Friday, 7 March 2008

Parallel Processing in Java EE 5

There are a number of options. It depends on your situation as to which is the right choice:

- Use JMS and message driven pojo's/beans

This is a strategy that is often used. You have a choice over whether you want to make the JMS persistent or not. If your JMS queue is not persistent and the server fails, you can lose messages and therefore some of your processing is not guaranteed to complete. So if you want guarantees that all the processing will be performed then you should make your queue persistent.

- Java 5 Concurrency API

The concurrency API is an addition in Java 5. It will allow you to execute work in parallel safely within a J2EE container, however, for typical Master/Worker pattern processing the API does expose you to more complexity than you need.

- Work Manager API - JSR 237

Weblogic has a work manager API (available in Weblogic 9). I like the API as it is clean and simple to use. If you are a J2EE purist however, and you want your J2EE to remain portable, then this is not for you.

- Java EE 6

Java EE 6 will include an evolved version of JSR 237. Doug Lea is working on this:

- Use Terracotta (or Gigaspaces) and distribute your units of work across JVM's. Grid products like these two seem to be gaining rapidly in popularity. The technology is being used in Investment banks where systems are processing high volumes of transactions per second and the technology seems to back the trend of scaling by having more processors doing the work (dual core, quad core etc.). Terracotta works by using bytecode instrumentation (basically taking your java class and inserting some extra logic to allow synchronization etc. across multiple JVM's).
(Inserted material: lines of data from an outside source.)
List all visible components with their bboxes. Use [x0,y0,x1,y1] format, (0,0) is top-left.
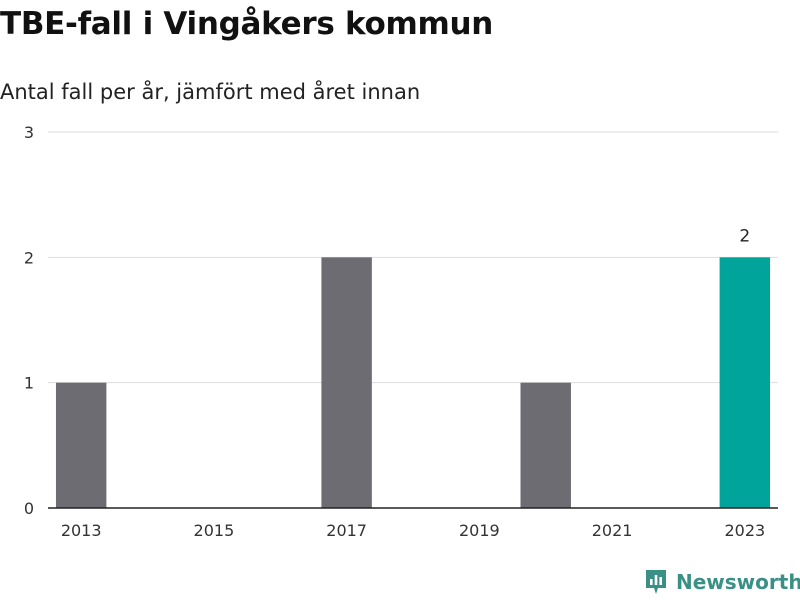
x-axis-ticks: 2013 2015 2017 2019 2021 2023 [61,521,765,540]
chart-subtitle: Antal fall per år, jämfört med året inna… [0,80,421,104]
x-tick-label: 2015 [194,521,235,540]
x-tick-label: 2023 [724,521,765,540]
x-tick-label: 2013 [61,521,102,540]
y-tick-label: 3 [24,123,34,142]
gridlines [48,131,778,384]
bar [55,382,107,508]
y-axis-ticks: 0 1 2 3 [24,123,34,518]
x-tick-label: 2021 [592,521,633,540]
newsworthy-logo[interactable]: Newsworthy [644,568,800,596]
bar-chart-pin-icon [646,570,666,594]
chart-title: TBE-fall i Vingåkers kommun [0,6,494,42]
data-labels: 2 [739,226,750,246]
x-tick-label: 2017 [326,521,367,540]
y-tick-label: 1 [24,374,34,393]
y-tick-label: 0 [24,499,34,518]
bar [719,257,771,508]
bar [520,382,571,508]
brand-name: Newsworthy [676,570,800,594]
bars [55,257,771,508]
x-tick-label: 2019 [459,521,500,540]
bar-chart: 0 1 2 3 2013 2015 2017 2019 2021 2023 2 [24,123,778,540]
data-label: 2 [739,226,750,246]
y-tick-label: 2 [24,248,34,267]
bar [321,257,372,508]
Terracotta supports the Master/Worker pattern to allow you to distribute your units of work across multiple JVM's.

- Use business process management software (JBPM / WS-BPEL) which provide parallelism. Webloigc Integration for instance allows you to define a 'flow' which is some processing that can be performed in parallel.

- Parallel processing frameworks like JPPF, Gridgain, Hadoop.

- Spring batch


Alex Miller said...

You could just not use JavaEE and use Terracotta instead... :)

pveentjer said...

A lot depends on the situation. There are a lot of parallel processing frameworks out there like JPPF, Gigaspaces, Gridgain, Hadoop etc. If you want to process batches and are using Spring, you could have a look at Spring Batch.

If you want to have more control you can design something yourself and have it clustered with a transparent distribution technology like Terracotta.

I have used java.util.concurrent in combination with a (not very frequently accessed) database in quite a few enteprisy application and it certainly can do the job.

So it depends.

Chris said...

For Message processing (JMS) type scenarios, have you come across Spring's DefaultMessageListenerContainer? This builds on util.concurrent, but also can make use of the WorkManager API where available so that your threads can be executed as managed threads on recent WebLogic and WebSphere appservers.